Deze motie is voorgesteld door het lid Leijten.

Zij krijgt nr. 381 (29023).

De heer Bontenbal (CDA):

Volgens mij kunnen we twee dingen verenigen. Er zijn partijen die dingen publiek willen maken en er zijn partijen die klimaatneutrale stromen uit kerncentrales willen halen. Is mevrouw Leijten akkoord met het idee om kerncentrales die we gaan bouwen voor een deel in publieke handen te laten? Dan heb je the best of both worlds, zou ik zeggen.

Mevrouw Leijten (SP):

Wij zijn daar in principe niet voor, maar alles wat we nu aanleggen, zouden we in publieke handen moeten houden. Als in de wijsheid van de meerderheid ligt dat we dat gaan doen met kernenergie, dan is de SP ervoor om dat in publieke handen te houden en te nemen, ook gezien de discussie over Borssele.

De voorzitter:

Dank u wel, mevrouw Leijten. Ik zie dat we vandaag ook nog een tweeminutendebat hebben over kernenergie, dus wie weet wat daar weer uit voortkomt. Dan gaan we nu door naar de laatste spreker van de zijde van de Kamer. Dat is de heer Van Raan namens de Partij voor de Dieren.

De heer Van Raan (PvdD):

Dank u wel, voorzitter. Eén motie.

Motie

De Kamer,

gehoord de beraadslaging,

overwegende dat het belangrijk is dat we voor onze energievoorziening niet te afhankelijk worden van andere overheden of private (buitenlandse) partijen;

overwegende dat de verhoudingen in de marktordening voor waterstof risicovol zijn;

verzoekt de regering om het concessiemodel toe te passen op alle strategische onderdelen van de waterstofeconomie,

en gaat over tot de orde van de dag.

De voorzitter:

Deze motie is voorgesteld door de leden Van Raan en Leijten.

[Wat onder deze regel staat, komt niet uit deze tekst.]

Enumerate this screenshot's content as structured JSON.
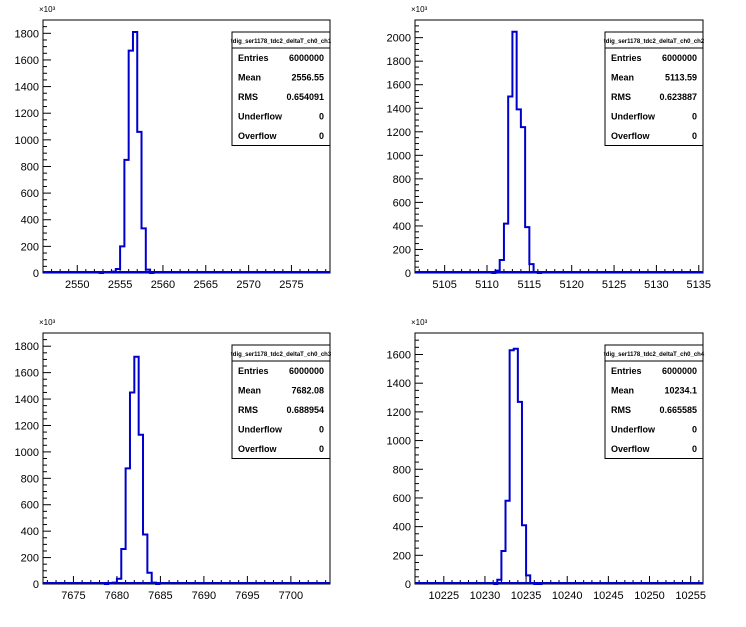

Zij krijgt nr. 382 (29023).

De heer Van Raan (PvdD):

Dank u wel.

De voorzitter:

Dank u wel, meneer Van Raan. De minister geeft aan dat hij vijf minuten nodig heeft voor de appreciatie van de moties en de beantwoording van de vragen. Ik schors dus voor vijf minuten.

De vergadering wordt van 22.27 uur tot 22.32 uur geschorst.

De voorzitter:

Ik geef het woord aan de minister voor Klimaat en Energie voor de appreciatie van de moties. Ik heb ook nog één vraag genoteerd.

Minister Jetten:

Voorzitter. Ik had één vraag in het vorige tweeminutendebat niet beantwoord, waarvoor excuus. Dat ga ik nu doen. De heer Grinwis vroeg naar veiligheid bij kritieke infrastructuur, zo vat ik het maar even samen. De minister van Infrastructuur en Waterstaat is de coördinerend bewindspersoon in het kabinet. Hij zal in het eerste kwartaal mede namens mij en de minister van Defensie de Kamer informeren over de hernieuwde aanpak.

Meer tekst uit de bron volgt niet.